Das Führen eines schriftlichen Foto-Tagebuchs erfordert keine besonderen Voraussetzungen und kann von jedem Fotografen individuell gestaltet werden. Einige grundlegende Überlegungen können den Einstieg erleichtern:

  1. Wahl des Mediums: 
    Ein handliches Notizbuch, das regelmäßig mitgeführt werden kann, erleichtert die kontinuierliche Nutzung.
  2. Regelmäßigkeit: 
    Es ist hilfreich, Einträge möglichst zeitnah nach dem Fotografieren zu verfassen, um Eindrücke authentisch festzuhalten.
  3. Einfache Struktur: 
    Die Angabe von Datum und Ort schafft einen klaren Rahmen und erleichtert die spätere Orientierung.
  4. Offenheit im Schreiben: 
    Inhaltlich gibt es keine festen Vorgaben.

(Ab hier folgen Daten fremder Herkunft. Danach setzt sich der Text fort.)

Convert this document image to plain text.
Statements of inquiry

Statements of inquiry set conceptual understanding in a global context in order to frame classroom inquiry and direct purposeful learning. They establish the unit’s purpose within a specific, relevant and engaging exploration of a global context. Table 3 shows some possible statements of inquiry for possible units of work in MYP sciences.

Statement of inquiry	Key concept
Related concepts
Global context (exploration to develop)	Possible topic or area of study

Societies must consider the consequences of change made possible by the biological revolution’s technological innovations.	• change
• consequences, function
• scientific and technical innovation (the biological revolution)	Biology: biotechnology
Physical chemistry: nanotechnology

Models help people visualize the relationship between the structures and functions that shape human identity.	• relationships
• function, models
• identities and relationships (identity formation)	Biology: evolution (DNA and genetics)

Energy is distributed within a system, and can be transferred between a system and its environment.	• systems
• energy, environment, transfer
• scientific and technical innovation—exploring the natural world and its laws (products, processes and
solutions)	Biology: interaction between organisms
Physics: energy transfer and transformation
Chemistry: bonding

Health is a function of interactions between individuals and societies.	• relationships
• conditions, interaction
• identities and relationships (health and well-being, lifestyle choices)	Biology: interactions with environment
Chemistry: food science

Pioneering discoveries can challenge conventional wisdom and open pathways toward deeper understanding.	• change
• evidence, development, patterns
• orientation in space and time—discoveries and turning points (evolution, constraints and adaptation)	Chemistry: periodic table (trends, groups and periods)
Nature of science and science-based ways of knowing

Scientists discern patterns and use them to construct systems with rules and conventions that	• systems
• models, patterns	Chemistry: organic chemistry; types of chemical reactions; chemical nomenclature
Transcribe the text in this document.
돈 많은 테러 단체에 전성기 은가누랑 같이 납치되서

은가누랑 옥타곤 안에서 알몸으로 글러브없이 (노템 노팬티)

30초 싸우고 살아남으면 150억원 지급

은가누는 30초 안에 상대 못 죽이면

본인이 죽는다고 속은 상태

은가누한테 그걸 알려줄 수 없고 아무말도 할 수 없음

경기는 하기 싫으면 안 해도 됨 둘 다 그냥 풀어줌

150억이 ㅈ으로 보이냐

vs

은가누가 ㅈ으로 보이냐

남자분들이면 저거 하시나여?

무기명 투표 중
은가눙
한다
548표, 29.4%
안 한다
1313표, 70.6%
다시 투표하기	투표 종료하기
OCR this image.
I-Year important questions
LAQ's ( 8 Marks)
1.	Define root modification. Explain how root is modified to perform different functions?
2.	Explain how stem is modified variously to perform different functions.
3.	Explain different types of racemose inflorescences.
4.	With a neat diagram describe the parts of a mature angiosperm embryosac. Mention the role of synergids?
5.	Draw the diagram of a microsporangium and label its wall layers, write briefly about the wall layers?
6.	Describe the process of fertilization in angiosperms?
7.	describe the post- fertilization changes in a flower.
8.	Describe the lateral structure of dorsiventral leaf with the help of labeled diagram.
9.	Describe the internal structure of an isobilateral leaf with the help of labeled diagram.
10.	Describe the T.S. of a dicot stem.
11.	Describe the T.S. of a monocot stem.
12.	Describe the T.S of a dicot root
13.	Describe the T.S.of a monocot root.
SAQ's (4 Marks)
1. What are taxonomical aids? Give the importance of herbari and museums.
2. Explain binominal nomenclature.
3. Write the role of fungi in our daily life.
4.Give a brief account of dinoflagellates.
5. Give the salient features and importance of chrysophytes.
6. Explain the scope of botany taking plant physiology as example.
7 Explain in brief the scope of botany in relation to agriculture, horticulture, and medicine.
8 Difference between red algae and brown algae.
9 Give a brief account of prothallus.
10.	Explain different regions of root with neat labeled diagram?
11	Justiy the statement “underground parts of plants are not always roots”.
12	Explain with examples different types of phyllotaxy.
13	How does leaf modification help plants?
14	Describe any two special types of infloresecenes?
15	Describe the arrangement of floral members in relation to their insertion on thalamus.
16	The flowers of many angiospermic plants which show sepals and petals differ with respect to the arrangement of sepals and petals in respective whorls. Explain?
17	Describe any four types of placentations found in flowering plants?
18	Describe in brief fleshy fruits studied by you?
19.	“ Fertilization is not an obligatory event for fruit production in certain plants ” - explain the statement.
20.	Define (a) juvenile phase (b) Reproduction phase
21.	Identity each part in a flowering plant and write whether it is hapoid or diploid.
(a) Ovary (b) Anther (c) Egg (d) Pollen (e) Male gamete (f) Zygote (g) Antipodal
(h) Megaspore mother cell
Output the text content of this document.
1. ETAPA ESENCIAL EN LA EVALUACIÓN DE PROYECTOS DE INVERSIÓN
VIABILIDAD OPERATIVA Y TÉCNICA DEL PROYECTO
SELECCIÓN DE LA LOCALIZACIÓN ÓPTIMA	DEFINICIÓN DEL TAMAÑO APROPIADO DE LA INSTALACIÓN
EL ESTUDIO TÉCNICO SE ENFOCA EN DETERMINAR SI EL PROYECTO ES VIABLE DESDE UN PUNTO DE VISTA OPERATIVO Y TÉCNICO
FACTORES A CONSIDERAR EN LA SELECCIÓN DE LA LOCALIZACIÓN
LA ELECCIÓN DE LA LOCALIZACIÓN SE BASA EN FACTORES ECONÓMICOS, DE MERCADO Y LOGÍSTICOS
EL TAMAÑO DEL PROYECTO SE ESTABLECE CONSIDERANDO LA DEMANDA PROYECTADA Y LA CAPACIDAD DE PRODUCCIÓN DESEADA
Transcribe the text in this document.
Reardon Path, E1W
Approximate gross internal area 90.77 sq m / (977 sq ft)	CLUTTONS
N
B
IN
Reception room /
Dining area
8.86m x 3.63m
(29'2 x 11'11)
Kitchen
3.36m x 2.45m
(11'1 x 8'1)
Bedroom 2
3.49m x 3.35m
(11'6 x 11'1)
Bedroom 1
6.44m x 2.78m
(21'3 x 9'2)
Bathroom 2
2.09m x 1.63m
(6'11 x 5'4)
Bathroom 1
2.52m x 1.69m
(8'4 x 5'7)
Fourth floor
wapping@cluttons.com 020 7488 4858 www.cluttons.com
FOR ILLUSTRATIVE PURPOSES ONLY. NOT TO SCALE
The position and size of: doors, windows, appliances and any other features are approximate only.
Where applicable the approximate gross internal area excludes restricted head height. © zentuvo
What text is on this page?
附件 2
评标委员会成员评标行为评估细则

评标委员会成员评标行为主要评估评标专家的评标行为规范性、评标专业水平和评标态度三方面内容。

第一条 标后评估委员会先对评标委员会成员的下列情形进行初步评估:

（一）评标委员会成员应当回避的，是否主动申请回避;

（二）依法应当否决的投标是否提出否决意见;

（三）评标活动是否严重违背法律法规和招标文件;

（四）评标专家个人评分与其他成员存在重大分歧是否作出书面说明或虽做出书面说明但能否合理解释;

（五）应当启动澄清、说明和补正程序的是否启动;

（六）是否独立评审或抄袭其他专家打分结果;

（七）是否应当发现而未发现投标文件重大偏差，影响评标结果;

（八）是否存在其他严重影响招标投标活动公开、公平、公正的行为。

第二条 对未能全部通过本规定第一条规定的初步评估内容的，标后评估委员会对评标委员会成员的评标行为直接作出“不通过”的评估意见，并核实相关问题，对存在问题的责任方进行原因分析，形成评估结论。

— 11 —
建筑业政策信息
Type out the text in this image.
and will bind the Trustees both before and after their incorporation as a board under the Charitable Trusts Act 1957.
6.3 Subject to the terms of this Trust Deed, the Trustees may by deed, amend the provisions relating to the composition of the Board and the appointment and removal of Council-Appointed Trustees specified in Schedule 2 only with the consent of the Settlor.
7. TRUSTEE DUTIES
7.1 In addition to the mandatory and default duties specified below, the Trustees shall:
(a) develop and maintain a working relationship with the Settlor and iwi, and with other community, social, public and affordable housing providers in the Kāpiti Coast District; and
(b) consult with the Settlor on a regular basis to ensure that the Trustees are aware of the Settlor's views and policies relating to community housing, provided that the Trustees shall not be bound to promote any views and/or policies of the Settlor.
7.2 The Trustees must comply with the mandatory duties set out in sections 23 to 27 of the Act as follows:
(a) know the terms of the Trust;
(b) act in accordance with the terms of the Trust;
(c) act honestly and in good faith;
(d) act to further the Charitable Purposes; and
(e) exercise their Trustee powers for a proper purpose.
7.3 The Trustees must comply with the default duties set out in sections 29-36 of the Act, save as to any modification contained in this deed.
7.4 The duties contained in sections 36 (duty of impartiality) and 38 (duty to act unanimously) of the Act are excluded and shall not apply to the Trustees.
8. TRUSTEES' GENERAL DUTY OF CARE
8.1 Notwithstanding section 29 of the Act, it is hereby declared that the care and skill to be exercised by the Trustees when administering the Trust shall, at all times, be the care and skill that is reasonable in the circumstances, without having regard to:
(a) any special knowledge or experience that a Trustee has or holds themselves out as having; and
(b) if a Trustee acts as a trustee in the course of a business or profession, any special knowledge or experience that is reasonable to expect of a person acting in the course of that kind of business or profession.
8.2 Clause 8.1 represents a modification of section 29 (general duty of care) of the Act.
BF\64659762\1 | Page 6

Neben Beschreibungen der fotografischen Situation können auch Gedanken, Emotionen oder Fragen festgehalten werden.
  5. Akzeptanz von Vielfalt: 
    Sowohl kurze Notizen als auch ausführliche Reflexionen sind wertvoll und tragen zur Authentizität des Tagebuchs bei.

Langfristige Perspektiven

Mit zunehmender Dauer hat sich mein Foto-Tagebuch zu einem umfassenden Archiv meiner eigenen fotografischen Tätigkeit entwickelt. Es dokumentiert nicht nur einzelne Erlebnisse, sondern auch die Entwicklung meines persönlichen Blicks über einen längeren Zeitraum hinweg. Dadurch ist eine wertvolle Grundlage für zukünftige Projekte entstanden.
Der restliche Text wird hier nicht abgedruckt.